Il conviendrait donc de disposer d'équipes de santé intervenant suffisamment tôt dans le processus de vieillissement. Par exemple, lorsque des ergothérapeutes donnent aux personnes âgées des conseils d'aménagement de leur domicile, ils préviennent des accidents à répétition dont les conséquences sont toujours graves – on sait qu'après deux fractures du bassin, la personne, le plus souvent, restera handicapée et devra être placée en établissement. Conjurer l'irrémédiable, c'est ce qu'on peut attendre d'équipes de soins combinant les compétences de médecins et de personnels paramédicaux. De véritables centres de ressources sanitaires seraient, en outre, à même de mettre en réseau les différents intervenants à domicile ; même si ces derniers relèvent d'autres secteurs que celui de la santé – il peut s'agir du salarié qui fait le ménage ou s'occupe du jardin –, ils pourraient être formés pour détecter les problèmes de santé de la personne âgée et remplir une fonction d'alerte.
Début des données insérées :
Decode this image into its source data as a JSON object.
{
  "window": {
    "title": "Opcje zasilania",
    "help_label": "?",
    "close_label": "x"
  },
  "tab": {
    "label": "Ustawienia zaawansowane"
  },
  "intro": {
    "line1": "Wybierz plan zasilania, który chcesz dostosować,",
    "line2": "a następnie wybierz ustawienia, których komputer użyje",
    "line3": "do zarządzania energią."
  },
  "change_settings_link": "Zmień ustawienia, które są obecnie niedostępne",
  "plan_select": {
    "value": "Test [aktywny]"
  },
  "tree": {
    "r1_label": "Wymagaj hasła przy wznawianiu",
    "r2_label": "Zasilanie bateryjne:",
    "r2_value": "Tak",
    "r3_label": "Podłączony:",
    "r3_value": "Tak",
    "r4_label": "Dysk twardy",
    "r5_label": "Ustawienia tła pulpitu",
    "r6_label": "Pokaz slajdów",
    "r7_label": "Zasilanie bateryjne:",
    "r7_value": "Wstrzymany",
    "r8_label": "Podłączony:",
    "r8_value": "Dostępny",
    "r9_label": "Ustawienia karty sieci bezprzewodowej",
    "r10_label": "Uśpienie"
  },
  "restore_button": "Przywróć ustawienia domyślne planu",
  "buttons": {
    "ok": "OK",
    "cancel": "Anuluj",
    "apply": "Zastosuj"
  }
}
Enfin, l'ensemble de ces réformes conduira à une modification en profondeur des conditions de travail des femmes employées dans le secteur des soins à domicile. Les métiers du soin sont en effet largement féminisés, qu'il s'agisse des aides à domicile ou des médecins. La conséquence en est que de nombreuses femmes exercent, aujourd'hui, leur activité dans des univers professionnels cloisonnés qui rendent difficile la conciliation avec la vie familiale. Faire tomber les barrières entre le sanitaire et le social donnerait aux femmes la possibilité de suivre des parcours de formation.
On sait que le temps partiel, prédominant dans le secteur du soin à domicile, répond à la fois à une contrainte professionnelle et à un choix. Permettre à la femme de se professionnaliser progressivement passe par une augmentation des salaires et par des formations pour devenir aide-soignante, infirmière voire médecin car pourquoi ce secteur devrait-il être le seul où il n'y a pas de formation et de validation des acquis de l'expérience ? On sait que la spécificité de ces métiers tient aux difficultés rencontrées sur le terrain et auxquelles aucun diplôme ne prépare. Savoir s'occuper d'une personne âgée constitue un véritable acquis pour une auxiliaire de vie ; cet acquis doit pouvoir être valorisé dans le cadre d'une formation pour devenir aide soignante ou infirmière.
Au demeurant, de nombreuses branches de la formation professionnelle sont excédentaires ; il leur serait facile d'aider les autres secteurs.
Je suis convaincu, comme je l'ai exposé dans un rapport que j'ai rendu sur les nouveaux métiers de santé, qu'un jour les infirmières deviendront des praticiens de soins qui recevront des délégations de tâches des médecins. Et pourquoi ne pourraient-elles pas devenir elles-mêmes des médecins ?
Je rappelle que les salariés travaillant dans le secteur du soin à domicile représentent, avec les professionnels de santé, 4,5 millions d'emplois pour une population active de 21,5 millions de personnes. Ces emplois se féminisent à très grande vitesse. Il y a donc là un enjeu majeur pour les femmes.